Тетка Аграфена задирала подол широкой верхней юбки, отвернувшись, рылась в тайном кармане, шуршала деньгами.
— На, брандахлыст двухетажной, — говорила она и совала Тимоне согретую на животе пачку денег. «Двухетажным» сына она называла потому, что он ее ругал и в глаза, и за глаза за то, что слывет ворожейкой и знахаркой, и в то же время вырученные на этом деньги забирает у нее, да еще требует побольше.
Тимоня бегло пересчитывал деньги, снова тянул руку:
— Мало! Тут сто семьдесят. Тебе еще натаскают, а мне вот так нужно, — и резал себя ладонью по тонкой, цыплячьей шее. — Девка замуж собирается. Скажу, бабка вовсе заскупела, ни рубля не дает.
Про девку он, наверное, врал, она еще в восьмом училась. Но Аграфена опять рылась в потайных складках юбки, совала и вправду, видно, последние деньги, потому что были это уже рублевки да трешницы.
Сердито хлопнув дверью, уходила она в избу, а Тимоня весело шагал к трактору. Ни «прощай», ни «до свидания» они друг другу не говорили.
— Выпей, Степан, — предлагал Тимоня и протягивал бидон.
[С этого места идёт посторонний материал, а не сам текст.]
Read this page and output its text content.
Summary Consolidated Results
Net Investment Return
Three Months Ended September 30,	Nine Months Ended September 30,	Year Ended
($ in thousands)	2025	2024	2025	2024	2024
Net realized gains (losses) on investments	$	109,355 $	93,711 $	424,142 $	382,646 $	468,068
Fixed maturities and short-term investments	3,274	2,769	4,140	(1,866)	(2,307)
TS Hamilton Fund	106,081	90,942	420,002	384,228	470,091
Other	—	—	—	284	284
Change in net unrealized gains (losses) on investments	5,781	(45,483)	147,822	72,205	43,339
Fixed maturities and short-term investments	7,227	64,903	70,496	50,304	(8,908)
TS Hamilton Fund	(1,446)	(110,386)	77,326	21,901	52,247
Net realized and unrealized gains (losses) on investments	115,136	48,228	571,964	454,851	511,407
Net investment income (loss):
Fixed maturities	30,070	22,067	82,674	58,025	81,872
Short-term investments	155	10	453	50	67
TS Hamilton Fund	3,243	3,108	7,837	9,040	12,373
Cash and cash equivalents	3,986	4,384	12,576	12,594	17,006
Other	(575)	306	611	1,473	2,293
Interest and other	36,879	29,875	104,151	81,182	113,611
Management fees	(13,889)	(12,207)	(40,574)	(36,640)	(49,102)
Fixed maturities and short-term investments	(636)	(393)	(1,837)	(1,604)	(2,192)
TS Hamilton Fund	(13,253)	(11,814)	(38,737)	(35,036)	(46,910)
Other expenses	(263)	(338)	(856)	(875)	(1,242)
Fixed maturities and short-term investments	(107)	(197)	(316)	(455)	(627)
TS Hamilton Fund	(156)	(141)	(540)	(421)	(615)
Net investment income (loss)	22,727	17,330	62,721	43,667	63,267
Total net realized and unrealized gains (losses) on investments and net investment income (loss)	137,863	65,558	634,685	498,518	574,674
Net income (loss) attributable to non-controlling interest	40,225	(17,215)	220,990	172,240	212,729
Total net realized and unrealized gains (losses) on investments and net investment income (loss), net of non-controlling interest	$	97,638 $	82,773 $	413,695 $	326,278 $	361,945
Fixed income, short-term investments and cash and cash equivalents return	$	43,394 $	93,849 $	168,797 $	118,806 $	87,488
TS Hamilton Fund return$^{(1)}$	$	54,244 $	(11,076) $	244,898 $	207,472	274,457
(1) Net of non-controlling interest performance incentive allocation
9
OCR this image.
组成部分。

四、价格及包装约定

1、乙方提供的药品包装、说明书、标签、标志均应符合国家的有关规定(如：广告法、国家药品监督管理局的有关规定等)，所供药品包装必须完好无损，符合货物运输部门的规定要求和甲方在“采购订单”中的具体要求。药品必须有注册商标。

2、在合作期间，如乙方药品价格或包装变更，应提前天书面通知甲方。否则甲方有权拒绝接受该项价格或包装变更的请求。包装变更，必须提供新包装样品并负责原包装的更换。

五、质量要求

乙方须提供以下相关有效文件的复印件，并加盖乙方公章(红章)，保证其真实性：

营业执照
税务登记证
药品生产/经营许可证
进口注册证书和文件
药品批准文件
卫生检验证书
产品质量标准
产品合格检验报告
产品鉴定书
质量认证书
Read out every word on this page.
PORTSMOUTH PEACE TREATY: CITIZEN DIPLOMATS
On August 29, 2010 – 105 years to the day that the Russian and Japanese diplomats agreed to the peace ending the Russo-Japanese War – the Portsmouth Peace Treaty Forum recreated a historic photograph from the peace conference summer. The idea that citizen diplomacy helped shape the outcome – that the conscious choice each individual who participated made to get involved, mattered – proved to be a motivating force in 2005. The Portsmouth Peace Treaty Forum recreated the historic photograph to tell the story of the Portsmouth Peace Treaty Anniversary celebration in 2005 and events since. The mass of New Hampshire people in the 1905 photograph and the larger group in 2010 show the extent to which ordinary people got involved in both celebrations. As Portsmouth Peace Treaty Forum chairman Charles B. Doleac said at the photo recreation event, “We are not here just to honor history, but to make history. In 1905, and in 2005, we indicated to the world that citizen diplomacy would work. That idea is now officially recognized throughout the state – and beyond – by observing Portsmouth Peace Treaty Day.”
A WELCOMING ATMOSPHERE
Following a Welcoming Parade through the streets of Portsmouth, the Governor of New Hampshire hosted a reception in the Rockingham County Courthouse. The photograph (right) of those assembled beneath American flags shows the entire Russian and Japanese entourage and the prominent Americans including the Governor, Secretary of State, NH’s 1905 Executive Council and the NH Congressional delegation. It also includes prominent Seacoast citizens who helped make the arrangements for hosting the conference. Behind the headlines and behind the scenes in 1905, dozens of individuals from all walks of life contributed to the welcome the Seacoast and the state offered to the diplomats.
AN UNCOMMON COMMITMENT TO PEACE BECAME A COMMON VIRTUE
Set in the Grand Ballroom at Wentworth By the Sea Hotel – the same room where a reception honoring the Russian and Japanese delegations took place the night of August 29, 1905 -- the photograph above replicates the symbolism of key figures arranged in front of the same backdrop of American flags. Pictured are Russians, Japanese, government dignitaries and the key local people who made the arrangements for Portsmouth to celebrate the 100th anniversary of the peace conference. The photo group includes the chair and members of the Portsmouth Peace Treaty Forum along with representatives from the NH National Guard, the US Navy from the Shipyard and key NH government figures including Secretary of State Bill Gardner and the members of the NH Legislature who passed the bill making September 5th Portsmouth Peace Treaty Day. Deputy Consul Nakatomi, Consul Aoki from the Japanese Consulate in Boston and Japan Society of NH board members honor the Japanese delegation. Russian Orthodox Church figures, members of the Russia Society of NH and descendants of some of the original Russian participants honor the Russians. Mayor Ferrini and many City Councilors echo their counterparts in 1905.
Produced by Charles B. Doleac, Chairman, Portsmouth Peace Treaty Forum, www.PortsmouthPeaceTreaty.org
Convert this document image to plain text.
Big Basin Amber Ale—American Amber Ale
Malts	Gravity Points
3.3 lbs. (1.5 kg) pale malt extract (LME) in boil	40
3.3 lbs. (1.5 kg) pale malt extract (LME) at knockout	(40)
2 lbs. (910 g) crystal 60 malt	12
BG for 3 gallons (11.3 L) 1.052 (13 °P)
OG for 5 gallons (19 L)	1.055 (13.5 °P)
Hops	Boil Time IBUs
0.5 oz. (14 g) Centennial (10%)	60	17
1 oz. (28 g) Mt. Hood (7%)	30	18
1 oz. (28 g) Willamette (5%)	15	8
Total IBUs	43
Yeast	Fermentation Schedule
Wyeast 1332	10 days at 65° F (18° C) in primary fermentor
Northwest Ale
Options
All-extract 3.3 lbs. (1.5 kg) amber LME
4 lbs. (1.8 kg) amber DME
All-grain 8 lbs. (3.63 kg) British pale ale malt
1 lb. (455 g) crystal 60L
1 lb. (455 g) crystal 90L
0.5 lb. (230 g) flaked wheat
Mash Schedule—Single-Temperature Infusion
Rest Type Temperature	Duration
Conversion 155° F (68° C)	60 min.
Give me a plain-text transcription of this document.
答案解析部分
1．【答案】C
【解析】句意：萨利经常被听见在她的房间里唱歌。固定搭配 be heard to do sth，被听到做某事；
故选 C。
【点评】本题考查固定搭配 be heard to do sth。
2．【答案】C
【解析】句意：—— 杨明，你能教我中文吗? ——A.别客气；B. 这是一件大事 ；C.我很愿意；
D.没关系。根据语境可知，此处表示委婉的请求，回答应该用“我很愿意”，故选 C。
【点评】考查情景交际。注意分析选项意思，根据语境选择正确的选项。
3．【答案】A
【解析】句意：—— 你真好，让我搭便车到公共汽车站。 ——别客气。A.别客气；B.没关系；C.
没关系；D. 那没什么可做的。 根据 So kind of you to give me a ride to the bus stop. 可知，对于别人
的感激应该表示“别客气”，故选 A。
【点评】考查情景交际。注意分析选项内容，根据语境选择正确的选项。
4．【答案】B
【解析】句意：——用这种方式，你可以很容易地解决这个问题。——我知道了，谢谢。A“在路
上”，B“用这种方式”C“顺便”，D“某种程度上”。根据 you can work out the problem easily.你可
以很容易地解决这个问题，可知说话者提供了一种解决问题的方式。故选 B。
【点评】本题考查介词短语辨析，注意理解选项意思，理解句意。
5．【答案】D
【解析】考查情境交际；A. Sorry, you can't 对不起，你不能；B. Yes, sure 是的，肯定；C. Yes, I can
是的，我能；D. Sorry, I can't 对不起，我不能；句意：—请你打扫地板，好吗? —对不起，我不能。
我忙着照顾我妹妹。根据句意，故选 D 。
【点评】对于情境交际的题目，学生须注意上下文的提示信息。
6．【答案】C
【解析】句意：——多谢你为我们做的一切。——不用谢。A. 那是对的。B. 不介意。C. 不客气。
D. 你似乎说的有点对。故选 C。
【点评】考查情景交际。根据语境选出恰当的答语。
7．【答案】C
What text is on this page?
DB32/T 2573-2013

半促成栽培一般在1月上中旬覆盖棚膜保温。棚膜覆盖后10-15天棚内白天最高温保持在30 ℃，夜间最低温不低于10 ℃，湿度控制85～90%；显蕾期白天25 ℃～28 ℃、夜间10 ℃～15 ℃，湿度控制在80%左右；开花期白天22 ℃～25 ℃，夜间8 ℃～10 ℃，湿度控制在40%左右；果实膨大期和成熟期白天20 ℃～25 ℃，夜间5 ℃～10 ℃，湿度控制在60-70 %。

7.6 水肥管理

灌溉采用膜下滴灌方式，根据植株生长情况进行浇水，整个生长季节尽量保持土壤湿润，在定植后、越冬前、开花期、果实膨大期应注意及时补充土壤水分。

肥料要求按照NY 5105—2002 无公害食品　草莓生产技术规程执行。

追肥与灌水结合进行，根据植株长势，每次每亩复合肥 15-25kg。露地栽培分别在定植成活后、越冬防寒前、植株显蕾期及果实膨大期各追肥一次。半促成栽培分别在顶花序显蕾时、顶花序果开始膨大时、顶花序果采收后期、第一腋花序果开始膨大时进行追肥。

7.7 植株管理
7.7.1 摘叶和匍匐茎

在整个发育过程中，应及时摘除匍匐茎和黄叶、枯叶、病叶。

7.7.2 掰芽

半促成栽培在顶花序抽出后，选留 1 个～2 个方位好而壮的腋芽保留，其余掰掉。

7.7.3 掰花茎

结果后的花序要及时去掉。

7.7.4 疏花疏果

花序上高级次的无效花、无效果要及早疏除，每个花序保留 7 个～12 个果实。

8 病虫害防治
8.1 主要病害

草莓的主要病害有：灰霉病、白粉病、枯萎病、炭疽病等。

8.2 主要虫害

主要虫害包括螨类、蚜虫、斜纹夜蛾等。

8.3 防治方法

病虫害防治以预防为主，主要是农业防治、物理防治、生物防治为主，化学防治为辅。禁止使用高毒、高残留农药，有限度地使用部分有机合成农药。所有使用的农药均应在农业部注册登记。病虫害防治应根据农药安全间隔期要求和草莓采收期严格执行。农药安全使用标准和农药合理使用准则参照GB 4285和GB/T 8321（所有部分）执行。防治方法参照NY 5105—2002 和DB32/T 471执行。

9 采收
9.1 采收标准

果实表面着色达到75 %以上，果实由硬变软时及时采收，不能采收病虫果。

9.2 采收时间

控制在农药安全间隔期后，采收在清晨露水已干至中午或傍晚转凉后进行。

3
Степан с Тимоней выпивать не любил. Всегда неладно это кончалось. Нехорош был выпивший Тимоня-тараторка.
— Не могу. Тебя ведь везти, поди, придется, — объяснял отказ.
— Нелишне бы.
— Выпившего-то меня за загривок и…
— Ну, я сам нештатный инспектор ГАИ, — хвалился Тимоня. Поди, врал.
— Иди ты! — и удивлялся, и негодовал Степан. — Голова!
— Жизнь, Степа, научит вертеться. Ну, давай пей.
— А обратно как? Я ведь без тебя поеду. Обратно поеду пьяный, меня за штаны и…
Тимоня пил вино прямо из бидона, утирал губы ладошкой и подставлял бидон Степану. Тот отстранял посудину и заводил мотор. Что-что, а пить с Тимоней закаину дал.
Когда подъезжали к Лубяне, Тимоня заметно веселел, хотелось ему перед Степаном похвалиться.
— А-а, ладно, — говорил он, — плевать я на твою «хлопушу» хотел, — это он так Степанов трактор называл. — Мне Зотов газик даст. Вмиг до дому домчусь.
— Как знаешь, — с обидой за трактор говорил Степан и, высадив Тимоню, больше ни секунды не задерживался, хоть видел, что тот машет рукой и приподнимает, показывает свой бидон:
— Зря ездил, только настроение все испортил, — говорил Степан Ольге.
— А тебе говорено было — не езди.
— Дак как?
— Вот тебе и «как». Все обидеть Тараторку боишься. Да он, чем чаще будешь показывать от ворот поворот, тем тебя выше станет ценить.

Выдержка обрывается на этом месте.